There are also times when the screenwriter has to go off on her own to walk the streets of Leicester or to sit alone in a café or by a fountain pondering the ramifications of finding Richard’s grave. When reading of these moments you can almost hear the likes of the Lighthouse Family or a George Michael ballad playing over these ‘poignant’ moments.
I can forgive Ms Langley’s use of this particular style of writing as I believe it does help to make the story of the dig more accessible. It will also make the subject less daunting and dry to those who would not normally read a book based on a historical figure or even one about archaeology. Making history and archaeology more accessible can never be a bad thing.
What I find harder to forgive is the intrusion of Ms Langley’s ego into the whole affair. I lost count of the number of times Philippa Langley’s ‘intuition’, at where Richard was buried, is mentioned throughout the book.  She continually reminds the reader that she had a psychic or instinctual feeling when she walked over the car park area some three years before the dig and knew from that moment that she had found Richard’s burial site.

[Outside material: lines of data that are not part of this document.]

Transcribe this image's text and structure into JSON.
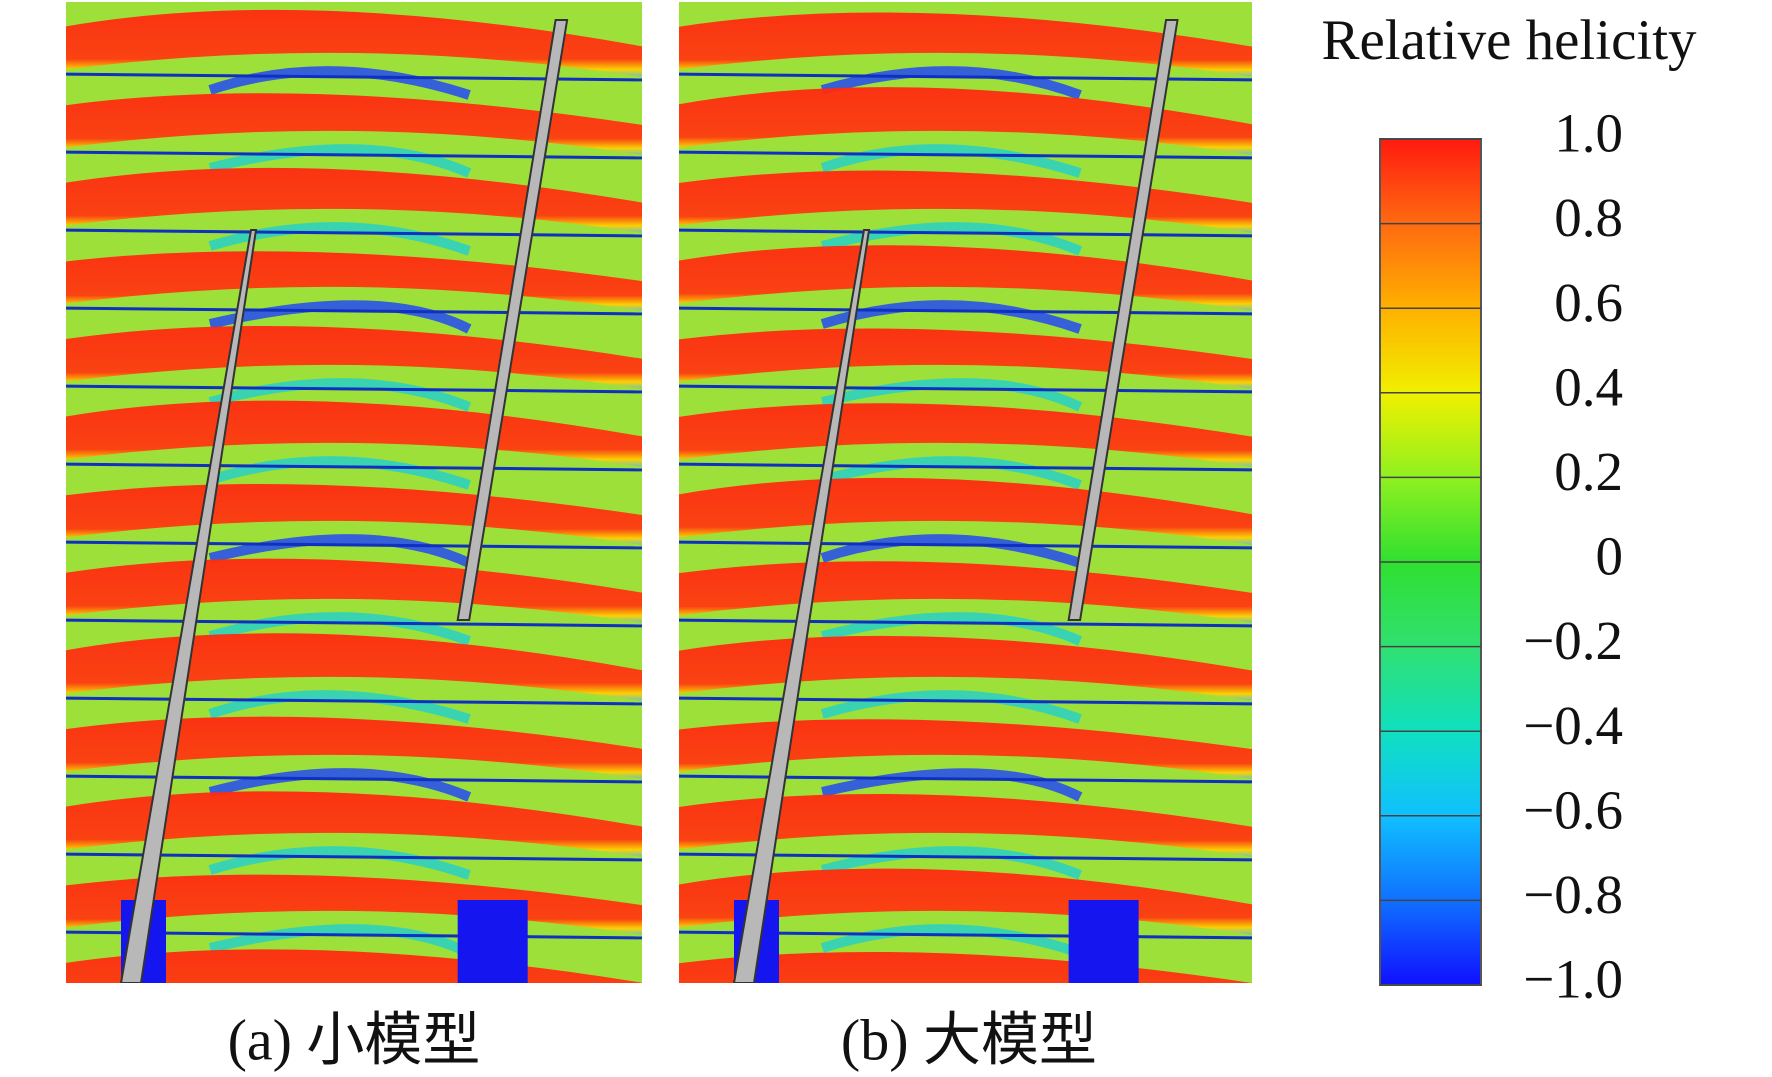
{
  "colorbar": {
    "title": "Relative helicity",
    "range": [
      -1,
      1
    ],
    "ticks": [
      {
        "value": 1,
        "label": "1.0"
      },
      {
        "value": 0.8,
        "label": "0.8"
      },
      {
        "value": 0.6,
        "label": "0.6"
      },
      {
        "value": 0.4,
        "label": "0.4"
      },
      {
        "value": 0.2,
        "label": "0.2"
      },
      0,
      {
        "value": -0.2,
        "label": "−0.2"
      },
      {
        "value": -0.4,
        "label": "−0.4"
      },
      {
        "value": -0.6,
        "label": "−0.6"
      },
      {
        "value": -0.8,
        "label": "−0.8"
      },
      {
        "value": -1,
        "label": "−1.0"
      }
    ]
  },
  "panels": [
    {
      "caption": "(a) 小模型"
    },
    {
      "caption": "(b) 大模型"
    }
  ]
}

What put any doubts she had to rest was the large letter ‘R’ marked on the ground. (The ‘R’ referred to a reserved parking place). When the bones are found she turns to Richard Buckley, the lead archaeologist of the University of Leicester Archaeologist Services (ULAS),  and says “You do know where the bones have been found”.
She also writes,

“I tell myself I have to go with what feels right what my instinct is telling me. That has been the story of this project from the start and I’m not going to stop now”.

Though Philippa Langley certainly does acknowledge and credit the help she obtained from such people as Dr John Ashdown-Hill (historian who tracked Mr Ibsen ten years previously and without whose research there would have been no search for the Plantagenet King), and Annette Carson a writer and member of the Richard III Society, it does feel at times that they are simply bit players in the leading lady’s script.
However, if one can put all that aside and I did, the book is a superb read with never a dull moment and if hunger had not interrupted my reading I would never have put the book down.

Philippa Langley and Michael Jones book is a resounding success and it would not surprise this reviewer if this book manages to coax the younger generation to get interested in the history of Great Britain. And one can’t say fairer than that.

Number of Pages - 320
Sex Scenes - None
Profanity - None
Genre - Historical

This is a review of an an advanced copy supplied by the publishers through NetGalley.com.